🌏 閱讀中文版本
This article analyzes key considerations in cloud architecture design based on the AWS US-EAST-1 service interruption on October 20, 2025, providing Multi-AZ and Multi-Region design principles, health check frameworks, monitoring strategies, and cost-benefit analysis.
💡 Incident Background: AWS US-EAST-1 Major Incident Complete Timeline: 15-Hour Global Service Disruption Timeline and Technical Analysis
📚 Incident Sources:
– The Register: Major AWS outage across US-East region
– AWS Health Dashboard Official Report
– Root Cause: DynamoDB DNS resolution failure + NLB health check system degradation🏗️ Architecture Reference Standards:
– AWS Well-Architected Framework – Reliability Pillar
– REL10-BP01: Deploy workload to multiple locations
🎯 Cost-Conscious Approach: This article provides pragmatic, cost-effective recommendations suitable for businesses of all sizes, emphasizing that 2 AZs are sufficient for most enterprises.

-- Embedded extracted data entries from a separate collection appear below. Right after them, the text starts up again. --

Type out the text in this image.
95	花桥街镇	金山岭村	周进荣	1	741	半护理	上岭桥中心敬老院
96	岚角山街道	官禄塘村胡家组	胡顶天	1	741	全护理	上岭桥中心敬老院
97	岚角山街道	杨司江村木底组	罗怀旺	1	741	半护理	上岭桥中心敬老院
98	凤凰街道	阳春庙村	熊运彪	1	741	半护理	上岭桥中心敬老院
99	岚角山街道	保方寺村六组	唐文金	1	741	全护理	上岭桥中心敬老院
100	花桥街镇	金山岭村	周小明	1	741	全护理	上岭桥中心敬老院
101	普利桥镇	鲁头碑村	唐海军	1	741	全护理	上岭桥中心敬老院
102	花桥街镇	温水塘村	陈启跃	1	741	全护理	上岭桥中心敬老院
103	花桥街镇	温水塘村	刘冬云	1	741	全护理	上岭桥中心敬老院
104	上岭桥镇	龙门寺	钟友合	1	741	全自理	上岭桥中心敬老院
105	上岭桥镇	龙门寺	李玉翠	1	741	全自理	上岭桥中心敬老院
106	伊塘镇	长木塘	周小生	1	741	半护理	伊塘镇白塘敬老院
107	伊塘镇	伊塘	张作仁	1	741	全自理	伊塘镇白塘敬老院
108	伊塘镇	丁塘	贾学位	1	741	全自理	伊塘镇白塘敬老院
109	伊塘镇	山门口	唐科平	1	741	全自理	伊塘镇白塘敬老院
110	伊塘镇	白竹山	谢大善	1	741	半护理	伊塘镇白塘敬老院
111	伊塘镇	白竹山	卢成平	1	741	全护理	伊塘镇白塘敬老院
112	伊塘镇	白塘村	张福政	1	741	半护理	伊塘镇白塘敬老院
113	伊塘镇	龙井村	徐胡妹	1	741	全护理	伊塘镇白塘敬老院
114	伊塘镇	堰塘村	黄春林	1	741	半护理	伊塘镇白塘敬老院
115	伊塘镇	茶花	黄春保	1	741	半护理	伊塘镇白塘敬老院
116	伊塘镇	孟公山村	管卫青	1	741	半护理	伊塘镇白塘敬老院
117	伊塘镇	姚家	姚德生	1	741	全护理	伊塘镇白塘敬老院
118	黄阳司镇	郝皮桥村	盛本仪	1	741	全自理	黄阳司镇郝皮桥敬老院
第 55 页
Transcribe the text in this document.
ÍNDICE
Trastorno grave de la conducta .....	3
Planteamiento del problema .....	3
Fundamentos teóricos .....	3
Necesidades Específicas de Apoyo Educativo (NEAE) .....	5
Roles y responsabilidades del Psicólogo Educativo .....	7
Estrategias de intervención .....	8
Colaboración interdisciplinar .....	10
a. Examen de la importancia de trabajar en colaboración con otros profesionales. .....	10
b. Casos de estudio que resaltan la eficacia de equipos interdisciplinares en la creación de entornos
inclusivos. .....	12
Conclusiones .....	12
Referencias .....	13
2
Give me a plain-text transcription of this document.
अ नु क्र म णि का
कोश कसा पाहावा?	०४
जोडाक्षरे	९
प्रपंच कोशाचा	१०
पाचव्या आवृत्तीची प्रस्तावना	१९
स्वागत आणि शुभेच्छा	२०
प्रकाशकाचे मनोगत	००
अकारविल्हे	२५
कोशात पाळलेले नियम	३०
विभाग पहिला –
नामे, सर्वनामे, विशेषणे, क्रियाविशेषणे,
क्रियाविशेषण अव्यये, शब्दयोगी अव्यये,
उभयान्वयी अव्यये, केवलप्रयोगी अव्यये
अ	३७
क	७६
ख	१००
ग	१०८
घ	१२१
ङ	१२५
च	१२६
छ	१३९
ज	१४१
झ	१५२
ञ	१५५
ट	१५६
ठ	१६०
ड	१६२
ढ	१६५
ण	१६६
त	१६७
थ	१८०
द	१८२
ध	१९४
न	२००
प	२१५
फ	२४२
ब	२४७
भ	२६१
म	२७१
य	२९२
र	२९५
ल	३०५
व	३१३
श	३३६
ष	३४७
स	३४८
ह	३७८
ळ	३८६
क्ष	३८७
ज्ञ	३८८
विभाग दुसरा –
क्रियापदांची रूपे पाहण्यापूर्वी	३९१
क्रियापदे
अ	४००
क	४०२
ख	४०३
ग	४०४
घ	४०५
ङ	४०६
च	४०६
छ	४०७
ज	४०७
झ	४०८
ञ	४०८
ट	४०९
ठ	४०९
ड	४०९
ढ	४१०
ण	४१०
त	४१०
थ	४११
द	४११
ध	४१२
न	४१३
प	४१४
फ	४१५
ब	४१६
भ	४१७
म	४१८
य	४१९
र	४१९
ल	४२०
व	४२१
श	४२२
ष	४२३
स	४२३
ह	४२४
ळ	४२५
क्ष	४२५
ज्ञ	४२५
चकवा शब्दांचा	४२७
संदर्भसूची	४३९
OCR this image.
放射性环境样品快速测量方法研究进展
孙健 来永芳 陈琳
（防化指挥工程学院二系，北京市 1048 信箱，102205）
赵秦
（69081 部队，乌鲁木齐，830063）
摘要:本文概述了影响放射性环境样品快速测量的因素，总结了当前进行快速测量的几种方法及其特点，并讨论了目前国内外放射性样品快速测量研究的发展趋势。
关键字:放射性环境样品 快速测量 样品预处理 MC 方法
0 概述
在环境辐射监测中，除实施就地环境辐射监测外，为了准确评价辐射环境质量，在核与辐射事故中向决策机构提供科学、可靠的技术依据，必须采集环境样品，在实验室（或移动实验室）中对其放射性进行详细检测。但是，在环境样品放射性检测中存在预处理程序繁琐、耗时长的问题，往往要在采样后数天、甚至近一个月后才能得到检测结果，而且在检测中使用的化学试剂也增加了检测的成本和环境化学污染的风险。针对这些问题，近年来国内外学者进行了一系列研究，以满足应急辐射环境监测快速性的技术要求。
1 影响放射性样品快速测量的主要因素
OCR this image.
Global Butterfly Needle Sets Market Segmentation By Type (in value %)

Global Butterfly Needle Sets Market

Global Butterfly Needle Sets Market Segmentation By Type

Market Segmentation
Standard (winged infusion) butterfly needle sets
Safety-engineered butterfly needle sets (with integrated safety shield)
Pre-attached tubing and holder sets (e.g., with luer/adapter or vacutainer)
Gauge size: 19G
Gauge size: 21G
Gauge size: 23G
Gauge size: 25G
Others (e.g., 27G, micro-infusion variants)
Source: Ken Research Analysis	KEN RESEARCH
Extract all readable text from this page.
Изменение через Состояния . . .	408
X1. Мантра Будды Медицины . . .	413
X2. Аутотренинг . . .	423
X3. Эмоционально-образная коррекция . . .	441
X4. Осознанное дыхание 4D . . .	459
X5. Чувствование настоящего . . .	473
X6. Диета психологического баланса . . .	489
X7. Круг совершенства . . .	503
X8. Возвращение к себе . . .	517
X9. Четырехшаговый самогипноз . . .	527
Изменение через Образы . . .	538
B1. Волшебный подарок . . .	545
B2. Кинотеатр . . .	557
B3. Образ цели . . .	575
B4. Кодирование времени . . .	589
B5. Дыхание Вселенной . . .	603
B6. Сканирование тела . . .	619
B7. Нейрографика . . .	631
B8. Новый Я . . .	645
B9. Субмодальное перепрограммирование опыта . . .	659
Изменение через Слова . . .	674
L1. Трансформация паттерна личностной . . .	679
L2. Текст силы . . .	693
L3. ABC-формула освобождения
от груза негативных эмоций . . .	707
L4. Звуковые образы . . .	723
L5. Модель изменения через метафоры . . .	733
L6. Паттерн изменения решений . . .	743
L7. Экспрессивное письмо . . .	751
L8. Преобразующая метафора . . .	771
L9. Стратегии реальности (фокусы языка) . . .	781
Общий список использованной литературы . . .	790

Key Architecture Considerations from the Incident
1. Region Dependency Assessment
Observation: Many enterprises deploy all resources in a single Availability Zone, relying on single-region deployment.
Design Consideration: Misunderstanding probabilistic availability as deterministic availability. When an AZ experiences catastrophic failure (such as power system issues), all resources become unavailable simultaneously.
Recommended Approach: High-availability architecture must be based on at least two independent failure domains. Multi-AZ is the baseline, not an option.
2. Monitoring System Independence
Observation: CloudWatch and the applications it monitors run in the same Region/AZ, creating an observer-observable coupling problem.
Design Consideration: When Regional control plane fails, not only do applications become unavailable, but the monitoring system also goes down, leaving you “blind.”
Recommended Approach: Monitoring systems must maintain complete independence from monitored systems, including:
– Independent network paths
– Independent authentication systems
– Independent data storage
– Cross-Region or multi-cloud monitoring backup
3. Health Check Mechanism Design
Observation: Many systems only implement basic HTTP 200 checks without distinguishing between startup, readiness, and liveness states.
Design Consideration: When backend services fail, load balancers cannot make accurate routing decisions, causing cascading failures.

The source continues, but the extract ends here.